Toronto Programs

Edward Burtynsky establishes photography grant with Governor General's Award prize money

Renowned Toronto photographer Edward Burtynsky has decided to take his Governor General's Award prize money and give it all away.

Canadian icon believes in the power of the printed page, but he's not afraid of Instagram

Edward Burtynsky wants to help up-and-coming photographers get a boost by publishing their first photo-books. (CBC)

Renowned Toronto photographer Edward Burtynsky has decided to take his Governor General's Award prize money and give it all away.​

Burtynsky was honoured by the Canada Council on Monday for his work promoting environmentalism through global industrial landscape photography — and now he wants to help others promote their own unique artistic visions.

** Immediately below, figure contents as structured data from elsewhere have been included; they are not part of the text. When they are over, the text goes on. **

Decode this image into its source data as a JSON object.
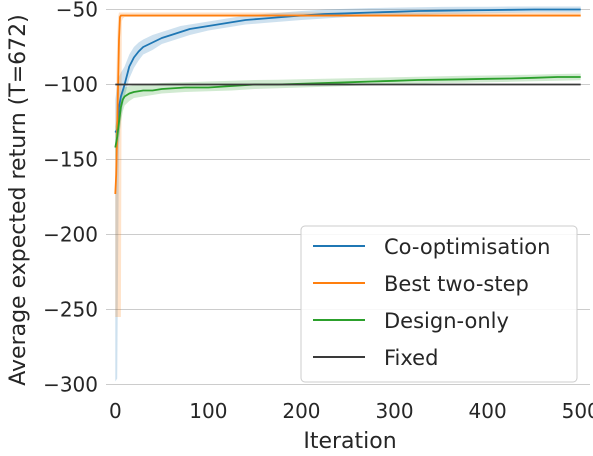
{
  "chart_data": {
    "type": "line",
    "xlabel": "Iteration",
    "ylabel": "Average expected return (T=672)",
    "xlim": [
      -10,
      510
    ],
    "ylim": [
      -305,
      -45
    ],
    "x_ticks": [
      0,
      100,
      200,
      300,
      400,
      500
    ],
    "y_ticks": [
      -50,
      -100,
      -150,
      -200,
      -250,
      -300
    ],
    "x_tick_labels": [
      "0",
      "100",
      "200",
      "300",
      "400",
      "500"
    ],
    "y_tick_labels": [
      "−50",
      "−100",
      "−150",
      "−200",
      "−250",
      "−300"
    ],
    "grid": true,
    "legend_position": "bottom-right",
    "series": [
      {
        "name": "Co-optimisation",
        "color": "#1f77b4",
        "x": [
          0,
          2,
          4,
          6,
          8,
          10,
          15,
          20,
          25,
          30,
          40,
          50,
          60,
          70,
          80,
          100,
          120,
          140,
          160,
          180,
          200,
          225,
          250,
          275,
          300,
          325,
          350,
          375,
          400,
          425,
          450,
          475,
          500
        ],
        "y": [
          -132,
          -130,
          -115,
          -108,
          -104,
          -100,
          -88,
          -82,
          -78,
          -75,
          -72,
          -69,
          -67,
          -65,
          -63,
          -61,
          -59,
          -57,
          -56,
          -55,
          -54,
          -53,
          -52.5,
          -52,
          -51.5,
          -51,
          -50.8,
          -50.6,
          -50.4,
          -50.2,
          -50,
          -50,
          -50
        ],
        "band_lower": [
          -298,
          -296,
          -140,
          -122,
          -114,
          -108,
          -96,
          -89,
          -84,
          -80,
          -77,
          -73,
          -71,
          -69,
          -67,
          -64,
          -62,
          -60,
          -59,
          -58,
          -57,
          -56,
          -55,
          -54.5,
          -54,
          -53.5,
          -53,
          -52.8,
          -52.5,
          -52.3,
          -52,
          -52,
          -52
        ],
        "band_upper": [
          -110,
          -100,
          -95,
          -92,
          -90,
          -88,
          -80,
          -75,
          -72,
          -70,
          -67,
          -65,
          -63,
          -61,
          -60,
          -58,
          -56,
          -54,
          -53,
          -52,
          -51,
          -50,
          -49.5,
          -49,
          -48.7,
          -48.5,
          -48.3,
          -48.2,
          -48.1,
          -48,
          -48,
          -48,
          -48
        ]
      },
      {
        "name": "Best two-step",
        "color": "#ff7f0e",
        "x": [
          0,
          1,
          2,
          3,
          4,
          5,
          6,
          7,
          8,
          10,
          500
        ],
        "y": [
          -173,
          -160,
          -130,
          -100,
          -70,
          -55,
          -54,
          -54,
          -54,
          -54,
          -54
        ],
        "band_lower": [
          -255,
          -255,
          -255,
          -255,
          -255,
          -255,
          -255,
          -58,
          -56,
          -55,
          -55
        ],
        "band_upper": [
          -140,
          -100,
          -70,
          -55,
          -52,
          -52,
          -52,
          -52,
          -52,
          -52,
          -52
        ]
      },
      {
        "name": "Design-only",
        "color": "#2ca02c",
        "x": [
          0,
          2,
          4,
          6,
          8,
          10,
          15,
          20,
          30,
          40,
          50,
          75,
          100,
          125,
          150,
          175,
          200,
          225,
          250,
          275,
          300,
          325,
          350,
          375,
          400,
          425,
          450,
          475,
          500
        ],
        "y": [
          -142,
          -135,
          -125,
          -115,
          -110,
          -108,
          -106,
          -105,
          -104,
          -104,
          -103,
          -102,
          -102,
          -101,
          -100,
          -100,
          -99.5,
          -99,
          -98.5,
          -98,
          -97.5,
          -97,
          -96.8,
          -96.5,
          -96.2,
          -96,
          -95.5,
          -95,
          -95
        ],
        "band_lower": [
          -150,
          -145,
          -135,
          -125,
          -118,
          -114,
          -111,
          -109,
          -108,
          -107,
          -106,
          -105,
          -104.5,
          -104,
          -103,
          -102.5,
          -102,
          -101.5,
          -101,
          -100.5,
          -100,
          -99.5,
          -99,
          -98.8,
          -98.5,
          -98.2,
          -97.8,
          -97.5,
          -97.2
        ],
        "band_upper": [
          -128,
          -122,
          -115,
          -108,
          -104,
          -102,
          -101,
          -100.5,
          -100,
          -99.5,
          -99,
          -98.5,
          -98,
          -97.5,
          -97,
          -96.8,
          -96.5,
          -96.2,
          -95.8,
          -95.5,
          -95.2,
          -94.8,
          -94.5,
          -94.2,
          -94,
          -93.7,
          -93.4,
          -93,
          -92.7
        ]
      },
      {
        "name": "Fixed",
        "color": "#3a3a3a",
        "x": [
          0,
          500
        ],
        "y": [
          -100,
          -100
        ]
      }
    ]
  }
}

That's why he's turning the $25,000 financial portion of the award into an annual grant to help emerging Canadian photographers create and publish their first photography books. 

Edward Burtynsky's "Uranium Tailings #12, Elliott Lake, Ontario,1995" (Edward Burtynsky/McMichael Canadian Art Collection)

"I remember how hard it is to actually get a start in the medium of photography," Burtynsky, 61, told CBC Metro Morning's Matt Galloway. 

He got his first grant from the Canada Council in 1982.

"Those grants are so important. You get the wind in the back of your sails and you go out there and you've got the support of your country and you're making photographs."

The Burtynsky Grant is being established in partnership with the Scotiabank Contact Photography Festival. It will award $5,000 annually for the next five years to photographers who display a cohesive theme in their work that will translate well into book form.

The 'democratization' of photography 

Burtynsky admits that photography books may seem quaint in the era of Instagram and online portfolios, but he says they remain an important tool for building a career.

"It gives you that gravitas to actually get your ideas and your work out," he said. "You can send it to somebody and they'll pay attention because all of a sudden, there's some substance here, there's a context here. I think online decontextualizes a lot of things."

What's more, he said, having a book gives people a more visceral way to engage with your art.

"The book itself remains and it's not ephemeral. It's actually a solid thing, so you can sit down, put it on a table and turn the pages, see the sequence of events —  you know, see something that you don't see online."

That said, Burtynsky is not afraid of what he calls " the democratization of the medium" through smartphones and social media.

"To be afraid of images flooding the world would be like an author being afraid of words in the world," he said. 

In fact, he's recently signed up for Instagram himself. While he doesn't personally use it as an artistic tool, he sees the potential there.

"I think art can be made in any place," he said. "It's really about the artist and how they engage with the medium and how they engage with those who follow that medium."